Pay TV and cable companies continue to face budget cuts due to the inexorable decline in the number of subscribers disconnected by the high prices of subscription TV packages.

Earlier this year, Comcast wrote off $8.6bn of Sky’s value less than four years after winning a £30bn bidding war for Rupert Murdoch’s pan-European pay-TV empire.

Roger Goodell, the NFL commissioner, toyed with the organization’s move to embrace younger viewers leading the so-called “cable cut” of traditional television in favor of streaming, describing the deal as a “new age.” …looking to the future and building the next generation of NFL fans.”
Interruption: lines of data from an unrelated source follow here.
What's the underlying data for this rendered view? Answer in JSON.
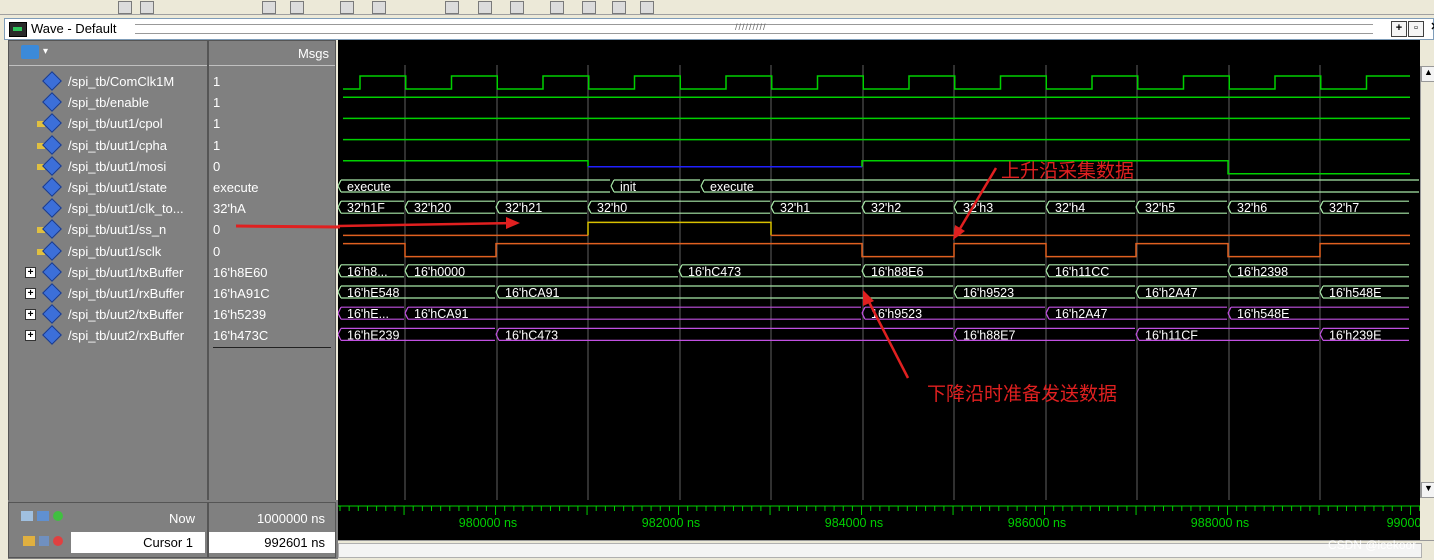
{
  "window": {
    "title": "Wave - Default"
  },
  "header": {
    "msgs_label": "Msgs"
  },
  "signals": [
    {
      "name": "/spi_tb/ComClk1M",
      "value": "1",
      "expandable": false,
      "dir": "in"
    },
    {
      "name": "/spi_tb/enable",
      "value": "1",
      "expandable": false,
      "dir": "in"
    },
    {
      "name": "/spi_tb/uut1/cpol",
      "value": "1",
      "expandable": false,
      "dir": "inout"
    },
    {
      "name": "/spi_tb/uut1/cpha",
      "value": "1",
      "expandable": false,
      "dir": "inout"
    },
    {
      "name": "/spi_tb/uut1/mosi",
      "value": "0",
      "expandable": false,
      "dir": "out"
    },
    {
      "name": "/spi_tb/uut1/state",
      "value": "execute",
      "expandable": false,
      "dir": "in"
    },
    {
      "name": "/spi_tb/uut1/clk_to...",
      "value": "32'hA",
      "expandable": false,
      "dir": "in"
    },
    {
      "name": "/spi_tb/uut1/ss_n",
      "value": "0",
      "expandable": false,
      "dir": "out"
    },
    {
      "name": "/spi_tb/uut1/sclk",
      "value": "0",
      "expandable": false,
      "dir": "out"
    },
    {
      "name": "/spi_tb/uut1/txBuffer",
      "value": "16'h8E60",
      "expandable": true,
      "dir": "in"
    },
    {
      "name": "/spi_tb/uut1/rxBuffer",
      "value": "16'hA91C",
      "expandable": true,
      "dir": "in"
    },
    {
      "name": "/spi_tb/uut2/txBuffer",
      "value": "16'h5239",
      "expandable": true,
      "dir": "in"
    },
    {
      "name": "/spi_tb/uut2/rxBuffer",
      "value": "16'h473C",
      "expandable": true,
      "dir": "in"
    }
  ],
  "waves": {
    "state": [
      {
        "t0": 0,
        "t1": 273,
        "label": "execute"
      },
      {
        "t0": 273,
        "t1": 363,
        "label": "init"
      },
      {
        "t0": 363,
        "t1": 1082,
        "label": "execute"
      }
    ],
    "clk_to": [
      {
        "t0": 0,
        "t1": 67,
        "label": "32'h1F"
      },
      {
        "t0": 67,
        "t1": 158,
        "label": "32'h20"
      },
      {
        "t0": 158,
        "t1": 250,
        "label": "32'h21"
      },
      {
        "t0": 250,
        "t1": 433,
        "label": "32'h0"
      },
      {
        "t0": 433,
        "t1": 524,
        "label": "32'h1"
      },
      {
        "t0": 524,
        "t1": 616,
        "label": "32'h2"
      },
      {
        "t0": 616,
        "t1": 708,
        "label": "32'h3"
      },
      {
        "t0": 708,
        "t1": 798,
        "label": "32'h4"
      },
      {
        "t0": 798,
        "t1": 890,
        "label": "32'h5"
      },
      {
        "t0": 890,
        "t1": 982,
        "label": "32'h6"
      },
      {
        "t0": 982,
        "t1": 1072,
        "label": "32'h7"
      }
    ],
    "uut1_tx": [
      {
        "t0": 0,
        "t1": 67,
        "label": "16'h8..."
      },
      {
        "t0": 67,
        "t1": 341,
        "label": "16'h0000"
      },
      {
        "t0": 341,
        "t1": 524,
        "label": "16'hC473"
      },
      {
        "t0": 524,
        "t1": 708,
        "label": "16'h88E6"
      },
      {
        "t0": 708,
        "t1": 890,
        "label": "16'h11CC"
      },
      {
        "t0": 890,
        "t1": 1072,
        "label": "16'h2398"
      }
    ],
    "uut1_rx": [
      {
        "t0": 0,
        "t1": 158,
        "label": "16'hE548"
      },
      {
        "t0": 158,
        "t1": 616,
        "label": "16'hCA91"
      },
      {
        "t0": 616,
        "t1": 798,
        "label": "16'h9523"
      },
      {
        "t0": 798,
        "t1": 982,
        "label": "16'h2A47"
      },
      {
        "t0": 982,
        "t1": 1072,
        "label": "16'h548E"
      }
    ],
    "uut2_tx": [
      {
        "t0": 0,
        "t1": 67,
        "label": "16'hE..."
      },
      {
        "t0": 67,
        "t1": 524,
        "label": "16'hCA91"
      },
      {
        "t0": 524,
        "t1": 708,
        "label": "16'h9523"
      },
      {
        "t0": 708,
        "t1": 890,
        "label": "16'h2A47"
      },
      {
        "t0": 890,
        "t1": 1072,
        "label": "16'h548E"
      }
    ],
    "uut2_rx": [
      {
        "t0": 0,
        "t1": 158,
        "label": "16'hE239"
      },
      {
        "t0": 158,
        "t1": 616,
        "label": "16'hC473"
      },
      {
        "t0": 616,
        "t1": 798,
        "label": "16'h88E7"
      },
      {
        "t0": 798,
        "t1": 982,
        "label": "16'h11CF"
      },
      {
        "t0": 982,
        "t1": 1072,
        "label": "16'h239E"
      }
    ]
  },
  "annotations": {
    "rising_edge": "上升沿采集数据",
    "falling_edge": "下降沿时准备发送数据"
  },
  "footer": {
    "now_label": "Now",
    "now_value": "1000000 ns",
    "cursor_label": "Cursor 1",
    "cursor_value": "992601 ns",
    "timeline_labels": [
      "980000 ns",
      "982000 ns",
      "984000 ns",
      "986000 ns",
      "988000 ns",
      "99000"
    ]
  },
  "watermark": "CSDN @icekoor",
  "colors": {
    "wave_green": "#00d000",
    "bus_green": "#a8e8a8",
    "blue": "#2020ff",
    "yellow": "#d8c000",
    "orange": "#e06020",
    "purple": "#c050e0",
    "annotation_red": "#e02020"
  }
}
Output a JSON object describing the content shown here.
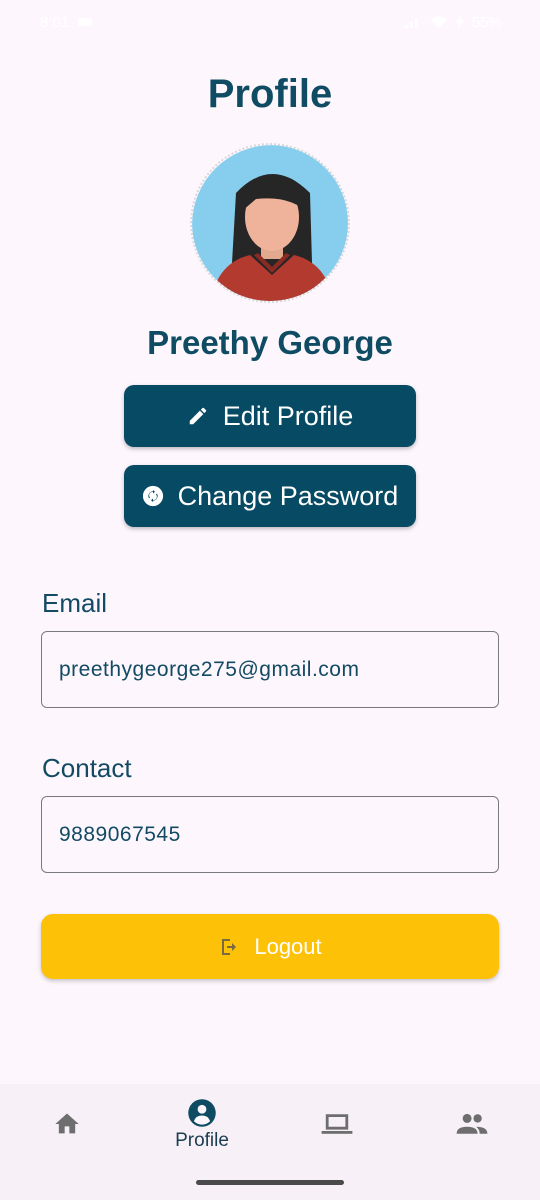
{
  "status_bar": {
    "time": "8:01",
    "battery": "55%"
  },
  "page": {
    "title": "Profile"
  },
  "user": {
    "name": "Preethy George"
  },
  "actions": {
    "edit_label": "Edit Profile",
    "password_label": "Change Password",
    "logout_label": "Logout"
  },
  "fields": {
    "email_label": "Email",
    "email_value": "preethygeorge275@gmail.com",
    "contact_label": "Contact",
    "contact_value": "9889067545"
  },
  "nav": {
    "items": [
      {
        "icon": "home-icon",
        "label": ""
      },
      {
        "icon": "profile-icon",
        "label": "Profile"
      },
      {
        "icon": "laptop-icon",
        "label": ""
      },
      {
        "icon": "people-icon",
        "label": ""
      }
    ]
  },
  "colors": {
    "primary": "#074a63",
    "accent": "#fdc107",
    "background": "#fdf7fd"
  }
}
Meanwhile, deep-pocketed tech companies like Facebook and YouTube are diversifying their business models after reporting their first drops in ad revenue on which they have relied almost entirely.

“This is an aggressive move to continue to take more market share from cable TV operators,” says Hutton.

Earlier this year, Apple reached a deal worth $2.5 billion over 10 years to broadcast US Major League Soccer games, following an earlier deal with Major League Baseball for US games. Fridays.

Meta has held sports rights in a number of international markets and has previously bid for cricket rights to the hugely popular Indian Premier League in India.

Amazon continues to invest in a variety of rights including tennis, rugby, and Champions League soccer in countries like the UK, Germany, and Italy.

Even Netflix, which has publicly firmly ruled out bidding for live sports, was revealed in November that it was looking at rights including the ATP tennis tour, cycling and the Women’s Tennis Association, as well as looking to buy the World Surfing League.

This year has seen an abrupt end to the seemingly inexorable rise of global streaming, leading to a focus on cost and profitability, which is cutting huge budgets on content that can be costly flops, putting certainty and reliability into practice. predictability of fan loyalty. sport in the spotlight.

At the same time, Amazon, Disney and Netflix have also seen the huge success and viewer loyalty that sports-themed content can provide, including series like All or Nothing and Formula One: Drive to Survive.

“YouTube’s deal recognizes the unique ability of sport to bring a fan base to any service, regardless of delivery technology,” says Hutton. “We have seen Warner Bros Discovery invest directly in the Professional Triathlete Organization this week.

“I think we will see more broadcasters and streamers building capital positions in the sports industry where they can.”